The key to protecting Antarctica’s Ross Sea may well lie with Russia. On Monday the Commission for the Conservation of Antarctic Marine Living Resources, comprising 24 nations and the European Union, will discuss, once again, the creation of a large, marine protected area in the Southern Ocean. All but one of the commission members has supported safeguarding this vital region and its threatened inhabitants. The holdout has been Russia, which has blocked similar efforts in recent years.
But there are reasons to hope that this year may be different.
The commission was created in 1982 to avert the overfishing and deterioration that is happening throughout the world’s oceans. Antarctica is particularly vulnerable because so much life there depends on one tiny creature, the krill. Penguins, whales, seabirds and seals all eat krill, as do many other marine animals. These shrimplike invertebrates are the linchpin of the entire ecosystem, and it was the increasing commercial exploitation of this creature that led to the international commission’s creation and the growing awareness of the vulnerability of Antarctica’s ocean.
It’s easy to take such resources for granted since 70 percent of the planet is covered by water. But human influence and interference has grown enormously as we’ve harnessed technology to plumb the marine depths and scoop up the bounty. For instance, while most of us don’t eat krill, we now use them to feed farm-raised salmon and incorporate them in cosmetics and nutritional supplements. The faster gathering and processing of these tiny creatures threatens to remove a key source of nutrition from the Southern Ocean’s food web.
Oceans are under stress across the globe. Climate change, overfishing, habitat destruction and pollution endanger not only marine animals but also food, jobs and communities. The oceans provide us with more than 80 million metric tons of fish each year. But the United Nations Food and Agriculture Organization estimates that about 89 percent of global wild fish stocks are either overfished or fully fished, a worrisome trend when fish remain a key source of animal protein for over half the world’s population. Ocean acidification, caused by atmospheric carbon dioxide’s being absorbed by the seas, could make as much as 10 percent of the Arctic Ocean corrosive enough to dissolve the shells of sea creatures by 2018, with much worse to come.
There is no single solution to all these problems. But research has demonstrated that the creation of large, fully protected marine reserves can play an important part in helping to regenerate ocean life and buy time in an age of climate change, if we can set aside key areas before they become overfished and degraded by warming waters.

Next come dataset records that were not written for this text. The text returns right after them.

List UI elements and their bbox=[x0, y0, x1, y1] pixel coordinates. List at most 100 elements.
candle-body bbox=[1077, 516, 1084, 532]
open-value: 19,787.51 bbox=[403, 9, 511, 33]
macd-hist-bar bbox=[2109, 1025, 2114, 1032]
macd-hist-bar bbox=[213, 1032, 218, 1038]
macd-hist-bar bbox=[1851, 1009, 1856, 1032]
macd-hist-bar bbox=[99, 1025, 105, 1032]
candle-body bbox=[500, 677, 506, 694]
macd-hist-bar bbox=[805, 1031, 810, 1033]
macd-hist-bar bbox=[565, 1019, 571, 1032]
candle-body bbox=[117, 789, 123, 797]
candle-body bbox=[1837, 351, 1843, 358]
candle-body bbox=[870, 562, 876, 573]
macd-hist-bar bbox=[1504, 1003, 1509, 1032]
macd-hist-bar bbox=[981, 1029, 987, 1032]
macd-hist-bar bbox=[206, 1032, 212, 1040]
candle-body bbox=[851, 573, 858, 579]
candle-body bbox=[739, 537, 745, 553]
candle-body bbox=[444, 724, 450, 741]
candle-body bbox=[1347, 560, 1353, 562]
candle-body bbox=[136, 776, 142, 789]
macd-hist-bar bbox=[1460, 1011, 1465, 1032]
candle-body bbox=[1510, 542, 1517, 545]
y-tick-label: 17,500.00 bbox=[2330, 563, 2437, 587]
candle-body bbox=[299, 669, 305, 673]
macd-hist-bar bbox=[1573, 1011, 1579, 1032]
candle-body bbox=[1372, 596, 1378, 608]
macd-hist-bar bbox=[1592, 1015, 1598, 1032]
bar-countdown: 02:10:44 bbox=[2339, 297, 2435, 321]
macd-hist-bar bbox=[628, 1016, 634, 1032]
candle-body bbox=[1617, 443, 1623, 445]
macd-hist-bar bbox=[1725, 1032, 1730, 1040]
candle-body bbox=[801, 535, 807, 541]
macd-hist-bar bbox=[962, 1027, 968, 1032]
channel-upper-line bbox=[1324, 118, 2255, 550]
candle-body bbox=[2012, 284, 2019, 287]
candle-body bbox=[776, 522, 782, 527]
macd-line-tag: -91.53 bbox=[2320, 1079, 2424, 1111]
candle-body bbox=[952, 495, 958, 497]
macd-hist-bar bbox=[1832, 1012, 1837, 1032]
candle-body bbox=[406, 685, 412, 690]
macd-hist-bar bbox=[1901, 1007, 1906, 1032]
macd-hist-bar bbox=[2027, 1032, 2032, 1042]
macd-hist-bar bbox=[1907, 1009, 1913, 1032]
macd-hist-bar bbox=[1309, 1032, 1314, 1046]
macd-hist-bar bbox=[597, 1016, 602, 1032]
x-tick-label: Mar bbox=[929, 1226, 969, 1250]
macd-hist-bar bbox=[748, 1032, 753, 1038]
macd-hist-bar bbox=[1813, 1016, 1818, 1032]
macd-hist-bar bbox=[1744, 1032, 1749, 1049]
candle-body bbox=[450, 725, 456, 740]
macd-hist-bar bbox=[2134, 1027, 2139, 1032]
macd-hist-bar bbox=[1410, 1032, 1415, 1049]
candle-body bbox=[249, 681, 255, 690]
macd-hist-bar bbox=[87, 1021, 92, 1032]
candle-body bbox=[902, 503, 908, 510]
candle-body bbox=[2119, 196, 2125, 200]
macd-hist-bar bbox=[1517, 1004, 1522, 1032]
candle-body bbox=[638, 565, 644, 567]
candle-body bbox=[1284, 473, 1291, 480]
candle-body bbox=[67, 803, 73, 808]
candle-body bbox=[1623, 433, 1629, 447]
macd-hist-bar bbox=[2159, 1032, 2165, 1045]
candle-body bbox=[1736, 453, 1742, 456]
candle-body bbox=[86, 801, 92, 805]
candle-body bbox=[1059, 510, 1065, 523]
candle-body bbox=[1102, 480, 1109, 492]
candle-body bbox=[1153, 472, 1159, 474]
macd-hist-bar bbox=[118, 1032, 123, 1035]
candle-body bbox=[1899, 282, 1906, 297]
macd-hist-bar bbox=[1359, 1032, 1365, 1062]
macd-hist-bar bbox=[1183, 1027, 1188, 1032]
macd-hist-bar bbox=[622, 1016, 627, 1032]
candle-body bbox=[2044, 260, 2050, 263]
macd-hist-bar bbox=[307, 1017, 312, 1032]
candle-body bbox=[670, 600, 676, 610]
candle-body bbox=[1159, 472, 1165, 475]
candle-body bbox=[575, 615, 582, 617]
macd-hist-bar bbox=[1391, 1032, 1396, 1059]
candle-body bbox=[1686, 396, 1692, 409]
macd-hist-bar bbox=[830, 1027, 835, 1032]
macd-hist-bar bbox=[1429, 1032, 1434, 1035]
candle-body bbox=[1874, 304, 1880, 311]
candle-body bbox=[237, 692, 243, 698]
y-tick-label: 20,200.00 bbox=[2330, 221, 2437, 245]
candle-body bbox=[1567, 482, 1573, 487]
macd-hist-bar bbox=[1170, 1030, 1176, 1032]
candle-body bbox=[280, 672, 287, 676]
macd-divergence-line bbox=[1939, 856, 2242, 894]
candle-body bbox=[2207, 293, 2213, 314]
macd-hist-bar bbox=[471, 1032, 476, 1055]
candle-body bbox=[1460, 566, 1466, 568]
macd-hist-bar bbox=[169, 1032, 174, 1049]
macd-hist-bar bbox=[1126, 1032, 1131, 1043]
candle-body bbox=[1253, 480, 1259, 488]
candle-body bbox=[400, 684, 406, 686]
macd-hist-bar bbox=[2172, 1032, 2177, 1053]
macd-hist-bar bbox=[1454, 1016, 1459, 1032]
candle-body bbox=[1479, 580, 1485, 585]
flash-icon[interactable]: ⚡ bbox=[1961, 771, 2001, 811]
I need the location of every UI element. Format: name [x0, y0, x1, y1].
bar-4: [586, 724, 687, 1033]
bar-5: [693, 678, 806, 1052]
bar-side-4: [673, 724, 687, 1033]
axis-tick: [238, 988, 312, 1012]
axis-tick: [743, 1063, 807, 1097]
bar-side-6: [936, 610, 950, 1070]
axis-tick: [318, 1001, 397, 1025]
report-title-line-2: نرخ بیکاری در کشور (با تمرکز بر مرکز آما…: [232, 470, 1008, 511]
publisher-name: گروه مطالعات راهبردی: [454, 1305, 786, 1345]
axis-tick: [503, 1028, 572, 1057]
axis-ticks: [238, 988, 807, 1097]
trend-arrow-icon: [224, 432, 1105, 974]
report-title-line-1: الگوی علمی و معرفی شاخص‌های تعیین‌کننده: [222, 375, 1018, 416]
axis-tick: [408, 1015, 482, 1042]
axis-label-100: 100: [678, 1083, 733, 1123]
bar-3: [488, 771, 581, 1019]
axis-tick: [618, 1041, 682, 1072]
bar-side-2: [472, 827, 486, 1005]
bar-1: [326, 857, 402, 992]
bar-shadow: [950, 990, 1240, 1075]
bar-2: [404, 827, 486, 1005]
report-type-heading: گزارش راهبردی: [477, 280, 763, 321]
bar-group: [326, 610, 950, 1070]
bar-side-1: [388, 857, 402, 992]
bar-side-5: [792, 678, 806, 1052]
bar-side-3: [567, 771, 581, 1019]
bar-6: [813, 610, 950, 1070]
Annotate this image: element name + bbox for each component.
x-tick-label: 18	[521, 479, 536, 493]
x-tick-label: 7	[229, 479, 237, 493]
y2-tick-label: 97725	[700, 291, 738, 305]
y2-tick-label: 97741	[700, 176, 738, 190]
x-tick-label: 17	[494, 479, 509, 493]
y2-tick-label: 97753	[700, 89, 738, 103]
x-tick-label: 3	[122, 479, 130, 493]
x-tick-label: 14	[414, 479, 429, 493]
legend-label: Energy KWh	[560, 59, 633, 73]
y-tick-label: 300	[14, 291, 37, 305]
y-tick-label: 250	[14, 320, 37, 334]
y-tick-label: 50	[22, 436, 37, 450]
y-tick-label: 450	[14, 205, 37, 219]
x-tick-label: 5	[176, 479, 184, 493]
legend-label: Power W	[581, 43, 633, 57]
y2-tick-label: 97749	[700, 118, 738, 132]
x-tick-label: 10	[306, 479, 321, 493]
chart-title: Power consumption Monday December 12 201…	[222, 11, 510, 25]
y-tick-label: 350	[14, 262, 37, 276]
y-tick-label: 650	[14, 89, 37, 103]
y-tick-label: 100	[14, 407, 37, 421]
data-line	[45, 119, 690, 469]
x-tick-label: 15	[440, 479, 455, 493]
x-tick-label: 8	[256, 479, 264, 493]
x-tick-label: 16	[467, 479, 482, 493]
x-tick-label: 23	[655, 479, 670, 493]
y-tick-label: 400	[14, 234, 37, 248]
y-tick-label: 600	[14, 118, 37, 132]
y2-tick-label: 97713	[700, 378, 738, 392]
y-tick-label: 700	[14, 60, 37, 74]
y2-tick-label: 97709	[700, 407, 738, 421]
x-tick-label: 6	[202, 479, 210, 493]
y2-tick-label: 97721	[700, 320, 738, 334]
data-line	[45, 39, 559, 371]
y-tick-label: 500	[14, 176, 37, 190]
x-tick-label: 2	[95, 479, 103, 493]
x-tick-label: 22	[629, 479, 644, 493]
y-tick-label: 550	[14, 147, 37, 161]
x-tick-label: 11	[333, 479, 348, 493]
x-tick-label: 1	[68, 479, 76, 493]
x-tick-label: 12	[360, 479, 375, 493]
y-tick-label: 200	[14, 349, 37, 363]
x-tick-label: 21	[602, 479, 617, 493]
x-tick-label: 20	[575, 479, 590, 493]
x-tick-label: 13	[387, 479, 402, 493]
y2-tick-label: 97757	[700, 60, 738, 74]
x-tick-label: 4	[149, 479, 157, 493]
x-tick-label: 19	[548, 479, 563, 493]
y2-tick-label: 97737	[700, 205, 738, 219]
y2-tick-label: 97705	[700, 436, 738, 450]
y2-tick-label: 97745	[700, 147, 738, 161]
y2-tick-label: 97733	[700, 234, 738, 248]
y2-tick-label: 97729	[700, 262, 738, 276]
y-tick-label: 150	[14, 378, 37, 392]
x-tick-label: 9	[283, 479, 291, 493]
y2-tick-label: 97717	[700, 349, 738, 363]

President Obama knew this when he recently expanded the marine protected area in the northwest Hawaiian Islands and around the canyons and underwater mountains off the New England coast. He knew that these reserves would offer a place for rare and threatened species to shelter and breed, helping to repopulate surrounding regions and build resilience in the face of climate change and overfishing. The Ross Sea in the Southern Ocean of Antarctica is similarly important. With some 16,000 species, many of them unique to the cold environment, it’s still relatively pristine and can still be saved for a sustainable future.
And so it comes down to Russia. On the very day that Mr. Obama created the world’s largest marine reserve, Russia set aside a large protected area, too. Sergei Ivanov, the former chief of staff to President Vladimir V. Putin who has been named the special adviser to the president on environmental issues, announced expanded protection for a region known as Franz Josef Land, a remote Arctic region, according to National Geographic, of “rocky, glaciated islands” with “stunning biodiversity.”
Enric Sala, a marine ecologist who is an explorer in residence for National Geographic, said, “This historical national park designation has shown Russia’s commitment to the conservation of the Arctic environment, and sent a powerful signal to the other Arctic nations.”
Is this an isolated example? Perhaps, but Mr. Ivanov, appointed after Mr. Putin announced that 2017 would be the Year of Ecology, has also pledged to clean up waste in and around Lake Baikal, a Unesco World Heritage site that’s considered the deepest and oldest lake in the world. Mr. Ivanov’s list of future actions include protecting rare species and ecosystems, and ensuring the preservation of the Arctic and other regions.
By joining with the 25 other members of the Antarctic commission, Russia has the chance to usher in its Year of Ecology and make a bold demonstration of its commitment to global cooperation and conservation by protecting a region that a Russian discovered.
Doing so would not only save fish, penguins, whales and seabirds, it would confirm the environmental aspirations of Russia and make the ocean a healthier, more resilient place.
José María Figueres was the president of Costa Rica from 1994 to 1998 and is a former co-chairman of the Global Ocean Commission.